Oh, I know Cycles and BI materials are separate. I am almost always in Cycles mode and almost always work with only Cycles materials. The only reason that file is different is because in the full version (which has all layers full of something and several different pieces for different purposes) I did some texture painting, and all the tutorials I’ve looked at so far said to do that in BI mode. Frankly, it’s caused so many problems, and texture painting seems to work in Cycles mode (knock on wood), so next time I’m going to try just avoiding BI mode.
Yes, I use test images in many of my Cycles materials to preview my UV mapping. Again, that’s something I do all the time with no problem, even after exporting.

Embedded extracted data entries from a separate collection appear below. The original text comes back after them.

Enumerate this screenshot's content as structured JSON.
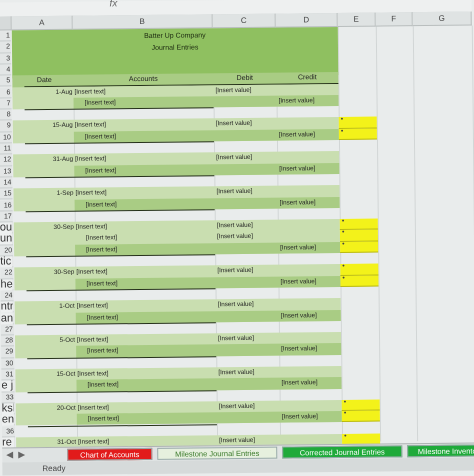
{
  "formula_bar": {
    "fx": "fx"
  },
  "columns": [
    "A",
    "B",
    "C",
    "D",
    "E",
    "F",
    "G"
  ],
  "title": {
    "company": "Batter Up Company",
    "subtitle": "Journal Entries"
  },
  "headers": {
    "date": "Date",
    "accounts": "Accounts",
    "debit": "Debit",
    "credit": "Credit"
  },
  "entries": [
    {
      "date": "1-Aug",
      "lines": [
        "[Insert text]",
        "[Insert text]"
      ],
      "debit": "[Insert value]",
      "credit": "[Insert value]",
      "highlight": false
    },
    {
      "date": "15-Aug",
      "lines": [
        "[Insert text]",
        "[Insert text]"
      ],
      "debit": "[Insert value]",
      "credit": "[Insert value]",
      "highlight": true
    },
    {
      "date": "31-Aug",
      "lines": [
        "[Insert text]",
        "[Insert text]"
      ],
      "debit": "[Insert value]",
      "credit": "[Insert value]",
      "highlight": false
    },
    {
      "date": "1-Sep",
      "lines": [
        "[Insert text]",
        "[Insert text]"
      ],
      "debit": "[Insert value]",
      "credit": "[Insert value]",
      "highlight": false
    },
    {
      "date": "30-Sep",
      "lines": [
        "[Insert text]",
        "[Insert text]",
        "[Insert text]"
      ],
      "debits": [
        "[Insert value]",
        "[Insert value]"
      ],
      "credit": "[Insert value]",
      "highlight": true
    },
    {
      "date": "30-Sep",
      "lines": [
        "[Insert text]",
        "[Insert text]"
      ],
      "debit": "[Insert value]",
      "credit": "[Insert value]",
      "highlight": true
    },
    {
      "date": "1-Oct",
      "lines": [
        "[Insert text]",
        "[Insert text]"
      ],
      "debit": "[Insert value]",
      "credit": "[Insert value]",
      "highlight": false
    },
    {
      "date": "5-Oct",
      "lines": [
        "[Insert text]",
        "[Insert text]"
      ],
      "debit": "[Insert value]",
      "credit": "[Insert value]",
      "highlight": false
    },
    {
      "date": "15-Oct",
      "lines": [
        "[Insert text]",
        "[Insert text]"
      ],
      "debit": "[Insert value]",
      "credit": "[Insert value]",
      "highlight": false
    },
    {
      "date": "20-Oct",
      "lines": [
        "[Insert text]",
        "[Insert text]"
      ],
      "debit": "[Insert value]",
      "credit": "[Insert value]",
      "highlight": true
    },
    {
      "date": "31-Oct",
      "lines": [
        "[Insert text]",
        "[Insert text]"
      ],
      "debit": "[Insert value]",
      "credit": "[Insert value]",
      "highlight": true
    }
  ],
  "left_edge_fragments": [
    "ou",
    "un",
    "tic",
    "he",
    "ntr",
    "an",
    "e jo",
    "ksh",
    "entr",
    "re ar"
  ],
  "sheet_tabs": [
    {
      "label": "Chart of Accounts",
      "color": "#e21b1b",
      "text": "#ffffff"
    },
    {
      "label": "Milestone Journal Entries",
      "color": "#e6f0de",
      "text": "#3a7a2a"
    },
    {
      "label": "Corrected Journal Entries",
      "color": "#1faa3a",
      "text": "#ffffff"
    },
    {
      "label": "Milestone Invento",
      "color": "#1faa3a",
      "text": "#ffffff"
    }
  ],
  "status": "Ready",
  "colors": {
    "title_green": "#8fc060",
    "band_light": "#c9deb0",
    "band_dark": "#a9cc84",
    "highlight_yellow": "#f3f21a"
  }
}
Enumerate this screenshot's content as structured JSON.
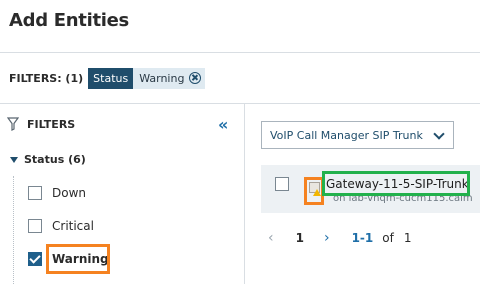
{
  "page": {
    "title": "Add Entities"
  },
  "filters_bar": {
    "label": "FILTERS: (1)",
    "chip_key": "Status",
    "chip_value": "Warning"
  },
  "left_panel": {
    "header": "FILTERS",
    "collapse_glyph": "«",
    "group": {
      "label": "Status (6)",
      "options": [
        {
          "label": "Down",
          "checked": false
        },
        {
          "label": "Critical",
          "checked": false
        },
        {
          "label": "Warning",
          "checked": true
        }
      ]
    }
  },
  "main": {
    "type_select": {
      "value": "VoIP Call Manager SIP Trunk"
    },
    "entity": {
      "name": "Gateway-11-5-SIP-Trunk",
      "sub": "on lab-vnqm-cucm115.calm"
    },
    "pager": {
      "prev": "‹",
      "page": "1",
      "next": "›",
      "range": "1-1",
      "of": "of",
      "total": "1"
    }
  },
  "colors": {
    "highlight_orange": "#f58220",
    "highlight_green": "#22b14c",
    "accent": "#1f4d6b"
  }
}
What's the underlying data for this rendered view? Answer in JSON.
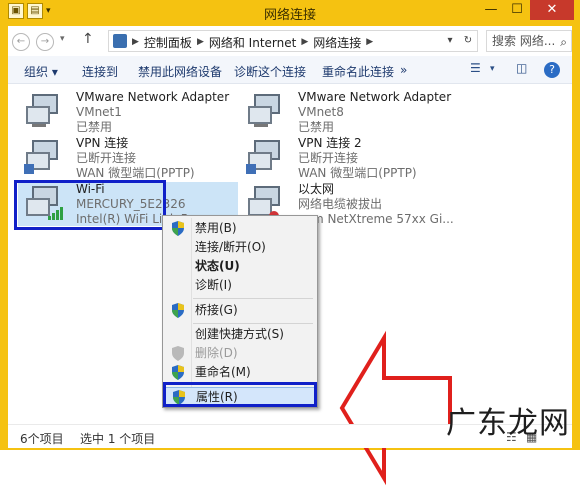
{
  "window": {
    "title": "网络连接",
    "minimize": "—",
    "maximize": "☐",
    "close": "✕"
  },
  "address": {
    "crumbs": [
      "控制面板",
      "网络和 Internet",
      "网络连接"
    ],
    "search_placeholder": "搜索 网络..."
  },
  "toolbar": {
    "items": [
      "组织 ▾",
      "连接到",
      "禁用此网络设备",
      "诊断这个连接",
      "重命名此连接",
      "»"
    ]
  },
  "adapters": [
    {
      "name": "VMware Network Adapter",
      "line2": "VMnet1",
      "line3": "已禁用"
    },
    {
      "name": "VMware Network Adapter",
      "line2": "VMnet8",
      "line3": "已禁用"
    },
    {
      "name": "VPN 连接",
      "line2": "已断开连接",
      "line3": "WAN 微型端口(PPTP)"
    },
    {
      "name": "VPN 连接 2",
      "line2": "已断开连接",
      "line3": "WAN 微型端口(PPTP)"
    },
    {
      "name": "Wi-Fi",
      "line2": "MERCURY_5E2326",
      "line3": "Intel(R) WiFi Link 5"
    },
    {
      "name": "以太网",
      "line2": "网络电缆被拔出",
      "line3": "com NetXtreme 57xx Gi..."
    }
  ],
  "context_menu": {
    "items": [
      {
        "label": "禁用(B)",
        "shield": true,
        "bold": false,
        "disabled": false
      },
      {
        "label": "连接/断开(O)",
        "shield": false,
        "bold": false,
        "disabled": false
      },
      {
        "label": "状态(U)",
        "shield": false,
        "bold": true,
        "disabled": false
      },
      {
        "label": "诊断(I)",
        "shield": false,
        "bold": false,
        "disabled": false
      },
      {
        "label": "桥接(G)",
        "shield": true,
        "bold": false,
        "disabled": false
      },
      {
        "label": "创建快捷方式(S)",
        "shield": false,
        "bold": false,
        "disabled": false
      },
      {
        "label": "删除(D)",
        "shield": true,
        "bold": false,
        "disabled": true
      },
      {
        "label": "重命名(M)",
        "shield": true,
        "bold": false,
        "disabled": false
      },
      {
        "label": "属性(R)",
        "shield": true,
        "bold": false,
        "disabled": false
      }
    ]
  },
  "status": {
    "count": "6个项目",
    "selected": "选中 1 个项目"
  },
  "watermark": "广东龙网",
  "colors": {
    "frame": "#f5c211",
    "highlight_box": "#1020c8",
    "arrow": "#e0201c",
    "selection": "#cce4f7"
  }
}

I get your meaning now about the Cycles materials. Actually, I prefer that way. It’s much more convenient for me to be able to leave the test image in my materials and export it plain than have to eliminate those every time I want to export. I’ve never found material translation in any app much more than a bare beginning. I always end up building new materials, and I usually have to change paths for textures. So, generally speaking, I usually (though not always) prefer materials not to export.

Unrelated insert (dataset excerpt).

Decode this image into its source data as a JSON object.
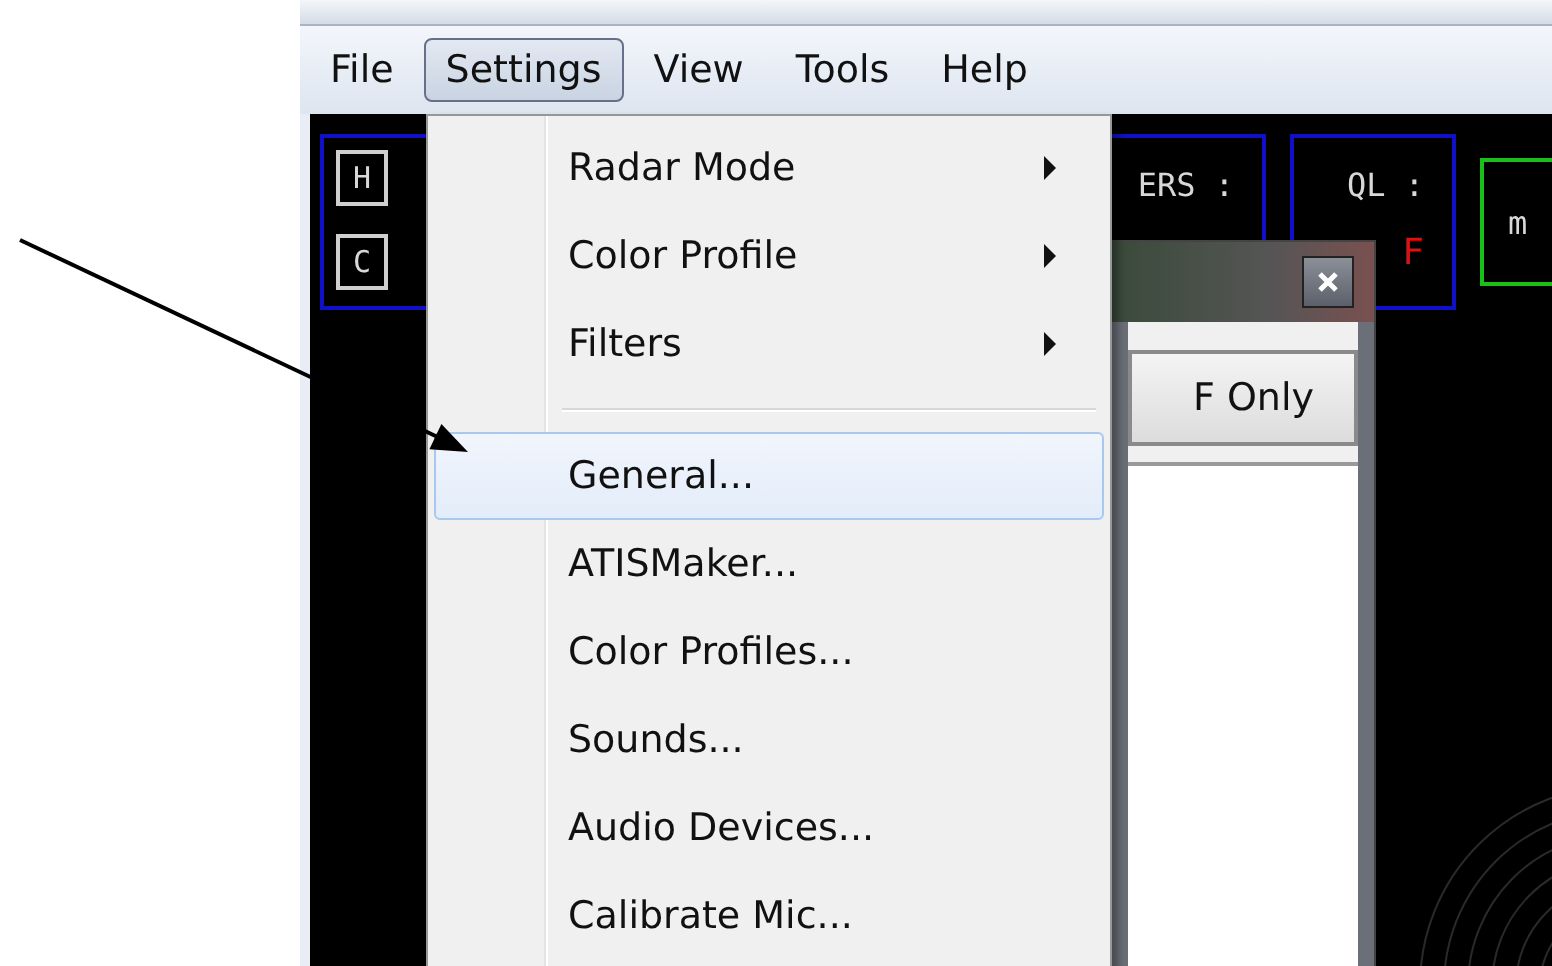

Oh, I know which image was referenced in the OBJ export. That’s why I knew it could find the image- I used it in my background. And you’re right, it was almost definitely a sort of bug. I think it was brought about by my switching into Bl mode and loading the image in the UV/Image Editor once (and I thought getting rid of it there afterward), and the horrible BI practice of attaching textures to a material if you load them in the UV/Image window.
I hope that changes one day. Just because you want to look at an image doesn’t mean you want it to be part of the materials in the object you’re working on. We have two different interfaces to add images to a material if we want. I got rid of that image afterward, but it still kept the association. I think I just hadn’t selected every single face when I replaced it, because when I did that as IkariShinji suggested, it worked. But frankly, it never should have happened. All I wanted to do was look at a reference image while not in front or side view. I should be able to do that without changing my materials. Adding an image to the UV/Image Editor window should have nothing to do with materials. That, or they should separate the two purposes: UV Editing and Image Editing, and also update the material editing interfaces to reflect the automatic change.

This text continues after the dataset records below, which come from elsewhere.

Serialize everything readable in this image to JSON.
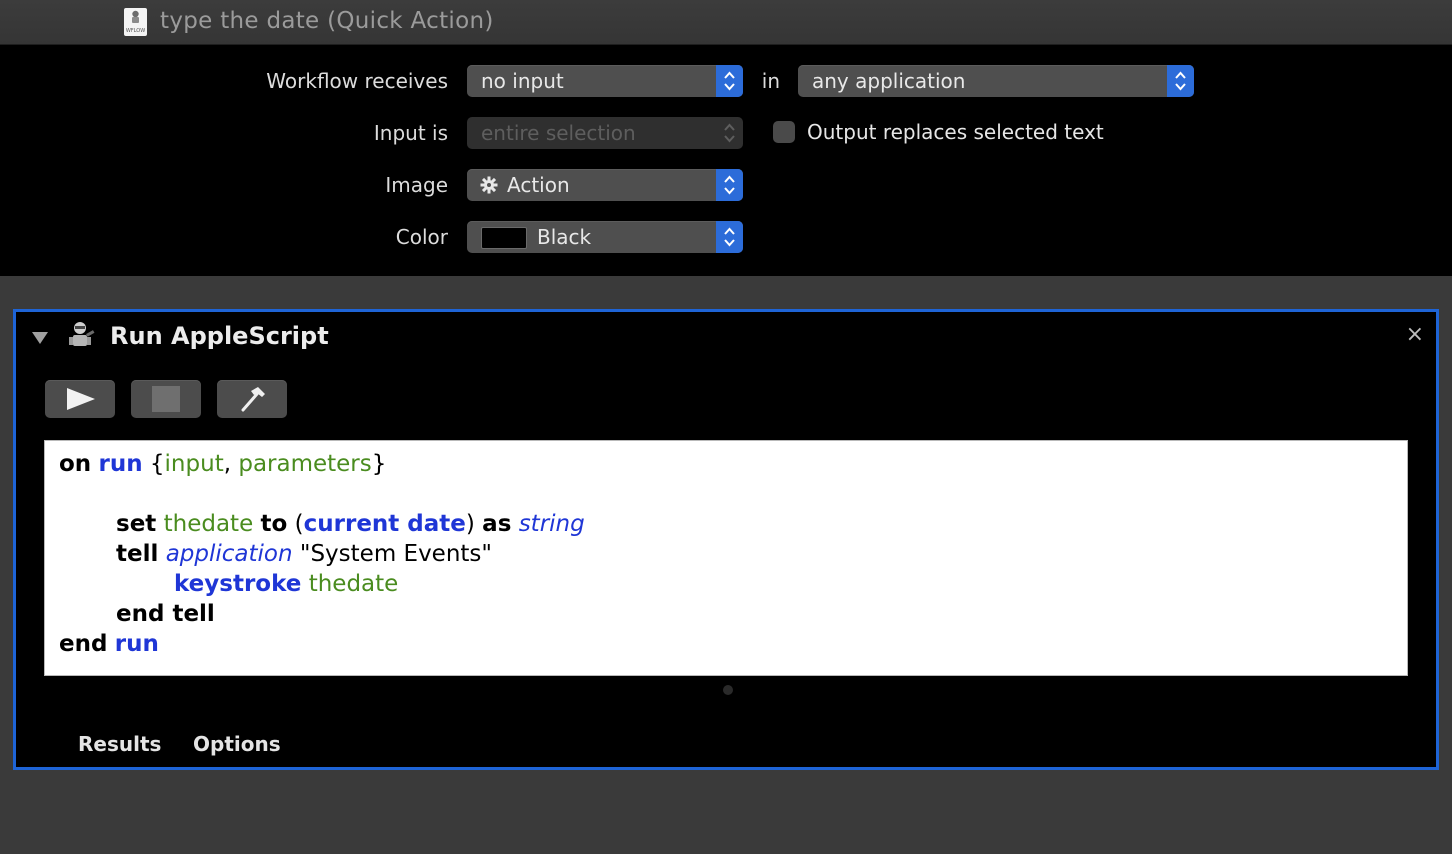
{
  "window": {
    "title": "type the date (Quick Action)",
    "doc_icon": "workflow-document-icon"
  },
  "settings": {
    "workflow_receives_label": "Workflow receives",
    "workflow_receives_value": "no input",
    "in_label": "in",
    "application_value": "any application",
    "input_is_label": "Input is",
    "input_is_value": "entire selection",
    "output_replaces_label": "Output replaces selected text",
    "output_replaces_checked": false,
    "image_label": "Image",
    "image_value": "Action",
    "color_label": "Color",
    "color_value": "Black",
    "color_swatch": "#000000"
  },
  "action": {
    "title": "Run AppleScript",
    "close_glyph": "×",
    "toolbar": {
      "run": "play-icon",
      "stop": "stop-icon",
      "compile": "hammer-icon"
    },
    "script": {
      "l1_on": "on",
      "l1_run": "run",
      "l1_brace_open": "{",
      "l1_input": "input",
      "l1_comma": ", ",
      "l1_parameters": "parameters",
      "l1_brace_close": "}",
      "l3_set": "set",
      "l3_thedate": "thedate",
      "l3_to": "to",
      "l3_paren_open": "(",
      "l3_current_date": "current date",
      "l3_paren_close": ")",
      "l3_as": "as",
      "l3_string": "string",
      "l4_tell": "tell",
      "l4_application": "application",
      "l4_string": "\"System Events\"",
      "l5_keystroke": "keystroke",
      "l5_thedate": "thedate",
      "l6_end_tell": "end tell",
      "l7_end": "end",
      "l7_run": "run"
    },
    "tabs": {
      "results": "Results",
      "options": "Options"
    }
  },
  "colors": {
    "accent": "#2c6cd9",
    "panel_border": "#1e64d6",
    "keyword_blue": "#1f36d6",
    "variable_green": "#4a8c1f"
  }
}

Yes, I can see how deleting the UV map would work, but since I often find making a good UV map by far the most time consuming aspect of working in Blender and I’d already had to work on that one twice, it wasn’t worth it. It was quicker to edit the OBJ and MTL files in Geany, though that was a fix that needed work each time I exported. I’m very grateful to IkariShinji for finding another solution.
Thanks for the tip! I think I heard about that before, but I totally forgot.